The rapid spread of the legal distribution of various painkillers, to consumers who for various reasons use only a small portion of the amount prescribed to them, has led to the accumulation of these drugs in peoples' homes. Across New York, local law enforcement authorities have increasingly cited medicine cabinets as burglary targets by those determined to access various painkiller drugs. Even more alarming, many of these burglaries occur while the residents are home, since the criminals are often in a state of desperation, in need of feeding their addiction.
The bottom line is that more needs to be done to address this growing problem. Therefore, I also urge the DEA to establish a new program to promote and finance drug buybacks, similar to the extremely effective gun buyback programs employed by various cities and states across the country. By working with local partners across states like New York and with local governments, I believe drug buyback programs would strongly incentivize citizens to dispose of their leftover drugs and increase overall effectiveness of takeback programs. The DEA ought to expeditiously amend and approve regulations that would finally allow pharmacies and community organizations the opportunity to host community prescription painkiller 'takeback drug' events, which, while effective, are too infrequent and too inconvenient.

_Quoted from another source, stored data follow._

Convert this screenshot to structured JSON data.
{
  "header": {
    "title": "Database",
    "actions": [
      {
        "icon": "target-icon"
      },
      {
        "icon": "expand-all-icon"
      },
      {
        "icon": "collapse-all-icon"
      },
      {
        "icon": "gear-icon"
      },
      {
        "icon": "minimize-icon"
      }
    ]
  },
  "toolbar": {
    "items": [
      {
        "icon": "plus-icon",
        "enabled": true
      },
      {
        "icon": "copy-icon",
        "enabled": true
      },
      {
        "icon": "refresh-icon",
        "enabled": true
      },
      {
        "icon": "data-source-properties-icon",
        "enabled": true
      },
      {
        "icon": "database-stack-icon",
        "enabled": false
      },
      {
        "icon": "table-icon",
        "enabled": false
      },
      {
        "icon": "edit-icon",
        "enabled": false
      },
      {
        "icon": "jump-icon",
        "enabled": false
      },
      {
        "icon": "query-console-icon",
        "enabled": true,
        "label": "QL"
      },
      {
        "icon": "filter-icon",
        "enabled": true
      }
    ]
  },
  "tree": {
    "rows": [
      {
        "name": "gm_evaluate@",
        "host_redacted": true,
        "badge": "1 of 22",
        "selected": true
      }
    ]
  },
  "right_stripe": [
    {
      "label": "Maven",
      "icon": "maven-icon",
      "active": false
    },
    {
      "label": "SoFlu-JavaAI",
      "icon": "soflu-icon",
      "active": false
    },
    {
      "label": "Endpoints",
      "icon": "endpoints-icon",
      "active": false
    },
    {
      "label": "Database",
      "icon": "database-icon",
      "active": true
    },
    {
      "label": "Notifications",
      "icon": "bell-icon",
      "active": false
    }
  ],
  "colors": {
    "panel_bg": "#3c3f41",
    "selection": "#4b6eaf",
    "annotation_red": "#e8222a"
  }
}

At present, only the DEA has the authority to host takeback drug events. Although these events have been largely successful, even netting 740,000 pounds of medication on one collection day this past April, they do not happen nearly enough. Recently, the New York State Legislature passed a bill (S.3944B2013) that would certify certain pharmacies to participate in takeback programs, but it cannot be fully implemented because of existing DEA regulations. Under the Secure and Responsible Drug Disposal Act of 2010, the DEA has the authority to amend current regulations to "allow public and private entities to develop a method of collection and disposal of controlled substances." These regulations should be amended in consultation with pharmacies and local law enforcement who know the daily intricacies of implementing these programs.
It has been over three years since the law's passage, and over six months since the public comment period ended on the potential rule change, yet no new regulations have been announced or implemented. I strongly urge the DEA take the New York State legislation into consideration when developing any new regulations and that the DEA does everything possible to expedite this process so the private and public sectors can work together in our fight against prescription drug abuse.
I look forward to hearing from you on this important issue.